Illogically, Said belittles the ageing tourist, who died in 1972, for lacking the sympathy and piety towards the Palestinians found in a recently published book by a woman Wilson met a quarter-century ago in then Jordanian Jerusalem. Wilson, a fighter for underdog causes and small nations, might well have come to endorse the rights of these dispossessed people, as so many have. ‘The tides of society can give a new configuration to all but the strongest personalities, if they do not sweep them away,’ Wilson wrote in 1939, near the mid-point of his own career. Said’s smug account of what he calls ‘these nasty notebooks’ tells us more about his own evolution over these thirty years than about The Sixties.

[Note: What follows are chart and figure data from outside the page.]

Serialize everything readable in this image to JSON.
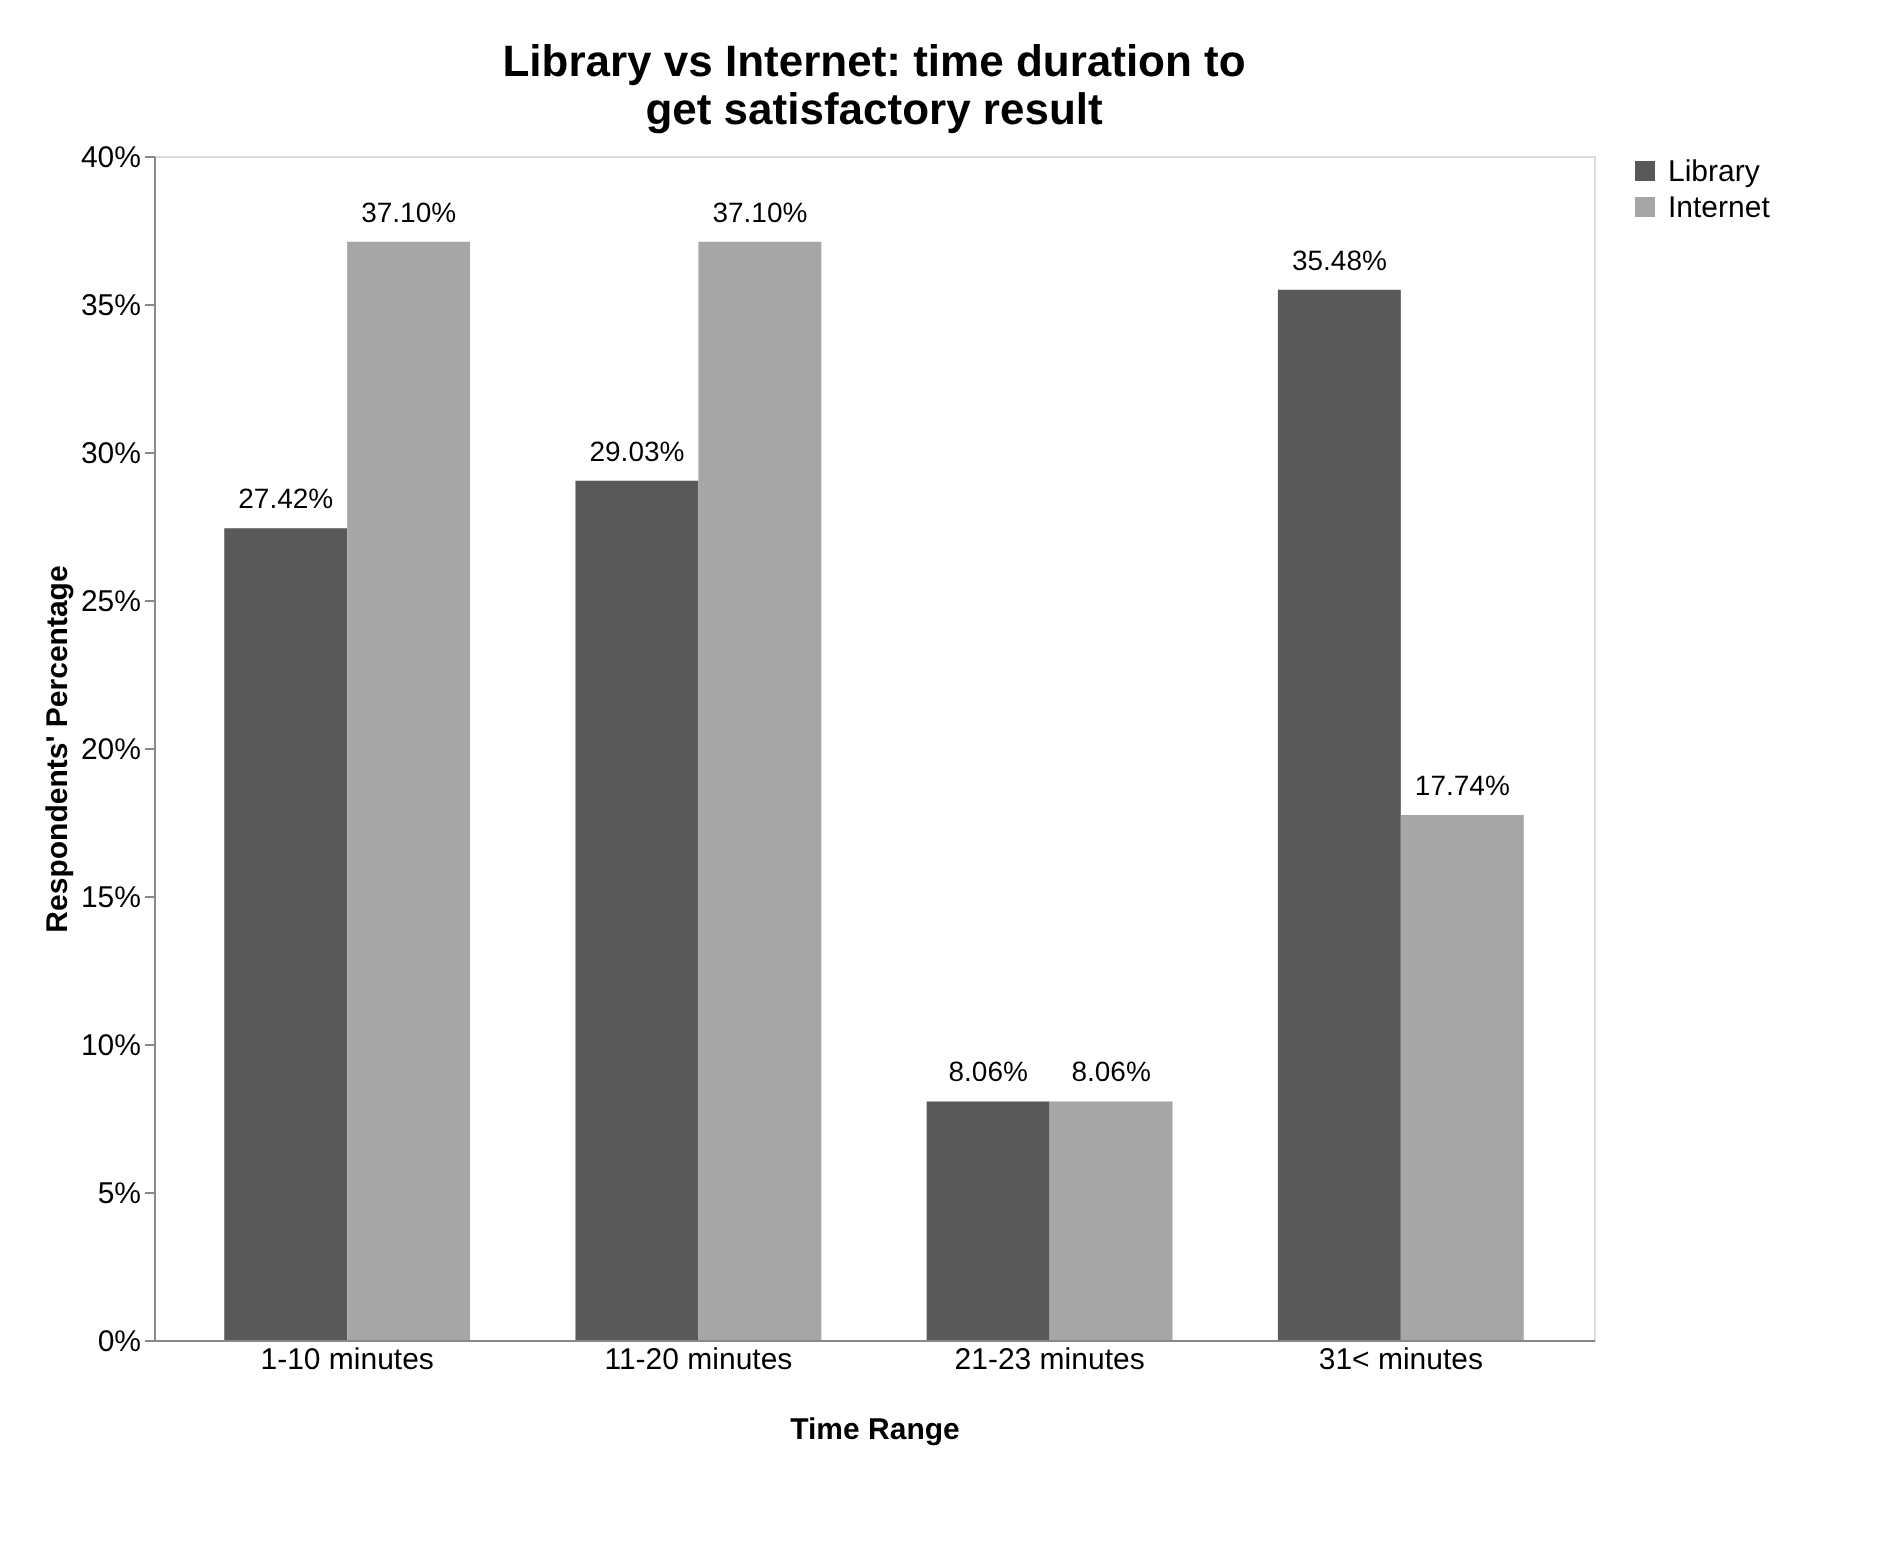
{
  "chart_data": {
    "type": "bar",
    "title": "Library vs Internet: time duration to get satisfactory result",
    "xlabel": "Time Range",
    "ylabel": "Respondents' Percentage",
    "categories": [
      "1-10 minutes",
      "11-20 minutes",
      "21-23 minutes",
      "31< minutes"
    ],
    "series": [
      {
        "name": "Library",
        "color": "#595959",
        "values": [
          27.42,
          29.03,
          8.06,
          35.48
        ],
        "value_labels": [
          "27.42%",
          "29.03%",
          "8.06%",
          "35.48%"
        ]
      },
      {
        "name": "Internet",
        "color": "#a6a6a6",
        "values": [
          37.1,
          37.1,
          8.06,
          17.74
        ],
        "value_labels": [
          "37.10%",
          "37.10%",
          "8.06%",
          "17.74%"
        ]
      }
    ],
    "ylim": [
      0,
      40
    ],
    "yticks": [
      {
        "value": 0,
        "label": "0%"
      },
      {
        "value": 5,
        "label": "5%"
      },
      {
        "value": 10,
        "label": "10%"
      },
      {
        "value": 15,
        "label": "15%"
      },
      {
        "value": 20,
        "label": "20%"
      },
      {
        "value": 25,
        "label": "25%"
      },
      {
        "value": 30,
        "label": "30%"
      },
      {
        "value": 35,
        "label": "35%"
      },
      {
        "value": 40,
        "label": "40%"
      }
    ],
    "grid": false,
    "legend": "right"
  }
}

Edward Said writes: Imagining himself to be, if not Wilson, then the appointed champion of Wilson’s tediously banal journals, Lewis Dabney falls all over himself to right my wrongs. Unfortunately, however, the facts elude him in his rather feeble response. The Palestinians whom Wilson hated were dispossessed and their society destroyed in 1948, not 1967 as Dabney supposes; and they certainly weren’t ‘about to invade’ Israel in 1967. Wilson therefore had at least nineteen years in which to adopt the cause of ‘underdog causes’, but he simply didn’t in this case. ‘The woman’ – i.e. Aminta Marks – who wrote about them humanely did so when Wilson was staying with her in the Sixties although what she wrote then and later has indeed been recently published in book form. Besides, the comment by Wilson that I quoted, ‘à bas les Arabes,’ is dated 1969-70, well after Israel (for which he had unbounded admiration) had invaded and annexed several Arab territories.

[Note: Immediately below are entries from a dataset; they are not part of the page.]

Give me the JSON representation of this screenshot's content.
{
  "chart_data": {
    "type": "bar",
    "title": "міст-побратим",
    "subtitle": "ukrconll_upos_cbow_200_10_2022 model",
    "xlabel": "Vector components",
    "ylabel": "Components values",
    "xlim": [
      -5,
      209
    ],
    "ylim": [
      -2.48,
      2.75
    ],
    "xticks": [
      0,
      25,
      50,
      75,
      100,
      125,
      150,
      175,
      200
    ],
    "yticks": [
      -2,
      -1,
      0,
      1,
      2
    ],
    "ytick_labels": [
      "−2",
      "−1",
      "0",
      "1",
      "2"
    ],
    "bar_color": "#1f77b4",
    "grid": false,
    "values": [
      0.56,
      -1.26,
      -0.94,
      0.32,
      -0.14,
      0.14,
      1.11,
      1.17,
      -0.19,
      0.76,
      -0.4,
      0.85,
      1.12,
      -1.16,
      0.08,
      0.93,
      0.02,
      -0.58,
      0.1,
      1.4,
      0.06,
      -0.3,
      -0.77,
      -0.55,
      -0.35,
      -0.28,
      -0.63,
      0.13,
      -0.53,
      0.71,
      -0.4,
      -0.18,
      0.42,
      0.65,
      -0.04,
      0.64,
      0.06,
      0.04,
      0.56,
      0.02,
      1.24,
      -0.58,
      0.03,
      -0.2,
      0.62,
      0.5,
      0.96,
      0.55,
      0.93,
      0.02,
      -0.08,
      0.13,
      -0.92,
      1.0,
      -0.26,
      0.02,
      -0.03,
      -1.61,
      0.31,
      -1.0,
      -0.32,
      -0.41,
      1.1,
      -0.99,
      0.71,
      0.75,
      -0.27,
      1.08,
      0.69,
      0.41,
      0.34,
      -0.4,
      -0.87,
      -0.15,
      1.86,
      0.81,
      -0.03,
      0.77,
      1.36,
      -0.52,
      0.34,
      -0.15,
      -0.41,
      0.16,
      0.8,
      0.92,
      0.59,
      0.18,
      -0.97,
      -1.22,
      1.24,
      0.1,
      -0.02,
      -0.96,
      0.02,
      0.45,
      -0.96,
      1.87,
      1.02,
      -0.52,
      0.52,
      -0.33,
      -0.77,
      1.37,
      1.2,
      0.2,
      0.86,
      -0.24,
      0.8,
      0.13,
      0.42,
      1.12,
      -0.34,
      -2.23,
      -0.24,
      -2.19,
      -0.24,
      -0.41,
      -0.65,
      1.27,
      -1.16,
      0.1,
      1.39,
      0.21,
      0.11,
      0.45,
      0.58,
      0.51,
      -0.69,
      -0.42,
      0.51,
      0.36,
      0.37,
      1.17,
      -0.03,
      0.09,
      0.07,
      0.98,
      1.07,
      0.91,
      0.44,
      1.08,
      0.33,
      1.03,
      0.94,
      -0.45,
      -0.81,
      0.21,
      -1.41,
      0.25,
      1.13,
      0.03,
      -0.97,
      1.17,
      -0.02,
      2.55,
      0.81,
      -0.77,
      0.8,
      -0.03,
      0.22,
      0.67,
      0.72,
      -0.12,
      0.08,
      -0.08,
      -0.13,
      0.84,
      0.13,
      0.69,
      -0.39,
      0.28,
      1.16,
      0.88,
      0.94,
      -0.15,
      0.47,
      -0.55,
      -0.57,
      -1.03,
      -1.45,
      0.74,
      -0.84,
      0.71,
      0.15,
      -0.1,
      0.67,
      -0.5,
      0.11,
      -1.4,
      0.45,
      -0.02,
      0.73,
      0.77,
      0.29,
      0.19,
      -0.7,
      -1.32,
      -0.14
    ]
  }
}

Dabney has further confused himself by believing that a few choice sentences here and there reveal a compassionate, interesting person, forgetting perhaps that these occur very rarely in what is after all a 900-plus page desert of trivia, mean-spirited gossip, and repetitive (how many times do we need to be told by Wilson that ageing is an unpleasant business – fifty, sixty?) and fundamentally undistinguished observation. In his defensively sentimental reverence for everything about Wilson, Dabney has plopped into the worst of the biographer’s pitfalls, servile hagiography. I would think it better for him to apply the tough literary distinctions made by Wilson in his criticism to Wilson’s own writing. It might result in better biography.